Motivation: CRISPR/Cas9-based technology allows for the functional analysis of genetic variants at single nucleotide resolution whilst maintaining genomic context. This approach, known as saturation genome editing (SGE), a form of deep mutational scanning, systematically alters each position in a target region to explore its function. SGE experiments require the design and synthesis of oligonucleotide variant libraries which are introduced into the genome. This technology is applicable to diverse fields such as disease variant identification, drug development, structure-function studies, synthetic biology, evolutionary genetics and host-pathogen interactions. Here, we present the Variant Library Annotation Tool (VaLiAnT) which can be used to generate variant libraries from user-defined genomic coordinates and standard input files. The software can accommodate user-specified species, reference sequences and transcript annotations.

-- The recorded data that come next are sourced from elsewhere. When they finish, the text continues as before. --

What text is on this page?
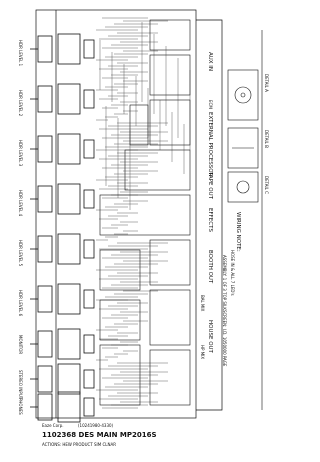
HDR LEVEL 1
HDR LEVEL 2
HDR LEVEL 3
HDR LEVEL 4
HDR LEVEL 5
HDR LEVEL 6
MONITOR
STEREO INPUT
PHONES
AUX IN
ECM
EXTERNAL PROCESSOR
TAPE OUT
EFFECTS
BOOTH OUT
BAL MIX
HOUSE OUT
HP MIX
DETAIL A
DETAIL B
DETAIL C
WIRING NOTE:
HOSE IN & ALL 7 LED's
ASSEMBLY: 1 OF 3 TOP SILKSCREEN: I.D. 1050000 PAGE
Eaze Corp.	(10241980-4330)
1102368 DES MAIN MP2016S
ACTIONS: HEW PRODUCT SIM CLNAR
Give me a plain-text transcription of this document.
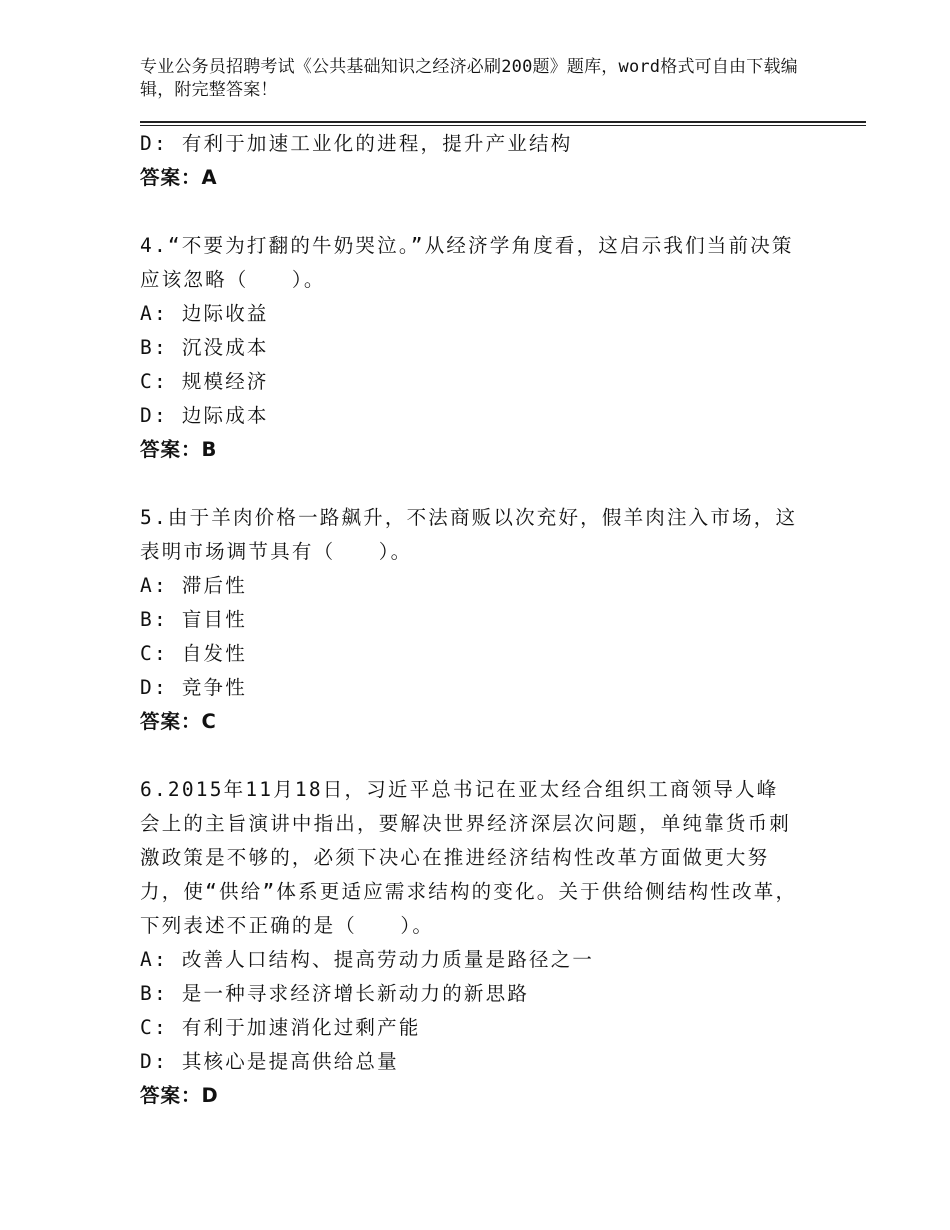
专业公务员招聘考试《公共基础知识之经济必刷200题》题库，word格式可自由下载编辑，附完整答案！
D: 有利于加速工业化的进程，提升产业结构
答案：A
4.“不要为打翻的牛奶哭泣。”从经济学角度看，这启示我们当前决策应该忽略（　　）。
A: 边际收益
B: 沉没成本
C: 规模经济
D: 边际成本
答案：B
5.由于羊肉价格一路飙升，不法商贩以次充好，假羊肉注入市场，这表明市场调节具有（　　）。
A: 滞后性
B: 盲目性
C: 自发性
D: 竞争性
答案：C
6.2015年11月18日，习近平总书记在亚太经合组织工商领导人峰会上的主旨演讲中指出，要解决世界经济深层次问题，单纯靠货币刺激政策是不够的，必须下决心在推进经济结构性改革方面做更大努力，使“供给”体系更适应需求结构的变化。关于供给侧结构性改革，下列表述不正确的是（　　）。
A: 改善人口结构、提高劳动力质量是路径之一
B: 是一种寻求经济增长新动力的新思路
C: 有利于加速消化过剩产能
D: 其核心是提高供给总量
答案：D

Results: Coordinates for a genomic range are provided by the user to retrieve a corresponding oligonucleotide reference sequence. A user-specified range within this sequence is then subject to systematic, nucleotide and/or amino acid saturating mutator functions. VaLiAnT provides a novel way to retrieve, mutate and annotate genomic sequences for oligonucleotide library generation. Specific features for SGE library generation can be employed. In addition, VaLiAnT is configurable, allowing for cDNA and prime editing saturation library generation, with other diverse applications possible.
Availability And Implementation: VaLiAnT is a command line tool written in Python. Source code, testing data, example input and output files and executables are available (https://github.com/cancerit/VaLiAnT) in addition to a detailed user manual (https://github.com/cancerit/VaLiAnT/wiki). VaLiAnT is licensed under AGPLv3.
Supplementary Information: Supplementary data are available at Bioinformatics online.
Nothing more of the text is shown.